The Age of Cyberpunk

A personal perspective from an enthusiast

Posted May, 2021

Overview

A long, long time ago, long before “futurist” was a job title, back when “disruptor” was a label for school kids behaving badly rather than the war-cry of the techno-elite, when information still flowed at the speed of the spoken word, and only diseases went viral, before the “information superhighway” was a glimmer of foresightful, the United States Secret Service raided a role-playing game company that had wandered into the electronic frontier. While most of us spend our day’s farming video clips and social networks in walled gardens, some still hear the whispers of that frontier beaconing today. But back then, the frontier was just being opened by the first home computers, and a few souls had started to imagine where it was taking us. One of the memes that emerged was “cyberpunk”.

At it’s root, cyberpunk is a sub-field of hard science-fiction literature where the world-building focused on how technology transitions (particularly what we call today ‘the internet’, but also virtual reality, biotech, and environmentalism) change society, often with a tragic/dystopian consequences. The archetypal cyberpunk setting was a gritty urban landscape where the line between man and machine had begun to blur. The name itself invoked the fusion of Norbert Weiner’s science of mechanization, “cybernetics”, with the vigorous anti-establishment ethos of urban punk-rock music. This is reflected in the visuals of films “Blade runner” (1982, built on Philp K. Dick’s ‘Do Androids Dream of Electric Sheep?’), “Robocop” (1987), “Akira” (1988), “Total recall” (1990), and “Ghost in the Shell” (1995). But the literature of the cyberpunk genre was more diverse. The manifesto of this “movement” was written by Bruce Sterling in the preface to the short-story anthology Mirror Shades (1988). There, he describes it as a descendant of anti-nuclear “New Wave Sci-Fi” from the 1960-70s (J.G Ballard, Ursula Le Guin, Philip Jose Farmer, …). Beyond the “Cyberpunk – 2077” iconography, some stories have fantasy and time-travel elements, and some of the settings are more optimistic than pessimistic.

While cyberpunk continues on as a genre, the authors of it’s golden age made unique contributions to hard sci-fi. Their world-building speculatively envisioned the future in the near term (30-50 years out), close enough that we can now actually see how well the authors did. In hindsight, we might say the works of this period accomplishments three things:

  1. They envisioned how future society would be reshaped by looming technological revolutions. Usually this was digital (great line in “When Gravity Falls” where the main character says ‘Computers are as common as washing machines these days.’) but it can be related to genetic engineering, nanotech, drugs, or reshaping the mind (i.e. Vacuum Flowers, Diamond Age, etc. This is, in my mind, the greatest accomplishment of this genre. It is so staggeringly hard to guess the multi-dimensional implications of something like a computer or the internet. Our reality still defied these authors but there are plenty of moments when I was stunned by how close they came to describing some aspect of actual life in the 21st century.

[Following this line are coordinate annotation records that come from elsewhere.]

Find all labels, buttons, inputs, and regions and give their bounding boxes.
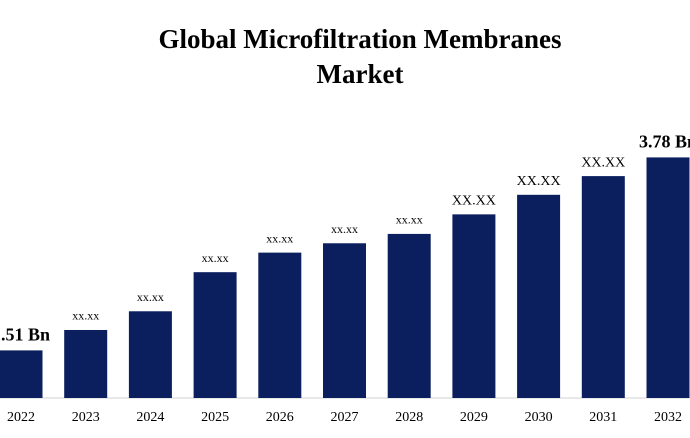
x-tick-label: 2024	[136, 410, 164, 425]
bar	[387, 233, 431, 398]
x-tick-label: 2028	[395, 410, 423, 425]
chart-title: Global Microfiltration Membranes	[159, 24, 562, 54]
value-label: xx.xx	[137, 290, 164, 304]
chart-title: Market	[317, 59, 404, 89]
bar	[193, 272, 237, 398]
bar	[646, 157, 690, 398]
value-label: 1.51 Bn	[0, 325, 50, 345]
value-label: XX.XX	[517, 174, 561, 189]
bar	[128, 311, 172, 398]
x-tick-label: 2022	[7, 410, 35, 425]
bar	[258, 252, 302, 398]
bar	[323, 243, 366, 398]
value-label: xx.xx	[331, 222, 358, 236]
x-tick-label: 2026	[266, 410, 294, 425]
value-label: XX.XX	[581, 155, 625, 170]
bar	[452, 214, 496, 398]
bar	[64, 329, 108, 398]
x-tick-label: 2032	[654, 410, 682, 425]
x-tick-label: 2025	[201, 410, 229, 425]
x-tick-label: 2027	[331, 410, 359, 425]
value-label: xx.xx	[72, 309, 99, 323]
x-tick-label: 2031	[589, 410, 617, 425]
bar	[0, 350, 43, 398]
bar	[581, 176, 625, 398]
value-label: xx.xx	[396, 213, 423, 227]
x-tick-label: 2023	[72, 410, 100, 425]
bar	[517, 194, 561, 398]
x-tick-label: 2029	[460, 410, 488, 425]
value-label: xx.xx	[202, 251, 229, 265]
value-label: XX.XX	[452, 194, 496, 209]
value-label: xx.xx	[266, 231, 293, 245]
value-label: 3.78 Bn	[639, 132, 690, 152]
x-tick-label: 2030	[525, 410, 553, 425]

  2. They took a crack at what a post-Cold War world might look like. Some older sci-fi feels to me like it presumed that the cold war would just last forever or somehow just be “solved,” probably because the author wanted to get to the cool stuff in space (looking at you Arthur C. Clarke). Most cyberpunk books presume that history moved to another stage. The various scenarios included all-out war, the collapse of both sides and rise of a third power, a mutual peace that transformed both countries, or the replacement of states by corporations and cities. A cool corollary to this was the rising influence of non-Western powers, usually Japan. That kind of feels flat now given how Japan fizzled in the 1990s, but the idea of a rising Asia is pretty spot on. Either way, it is both bold and accurate to presume that history wouldn’t just stay static for decade after decade.

  3. They accurately predicted that the future would be defined by haves and have nots. This is the “punk” in cyber-punk. The perspective of these stories is often from an outsider who is using technology for their own purposes and feels very influence by the hacker ethos of the 1980s. This theme is such a huge part of our daily lives now that it’s easy to overlook how smart it would be to predict in the 1980s or 1990s that the world was headed towards something like a new Gilded Age rather than something more equitable.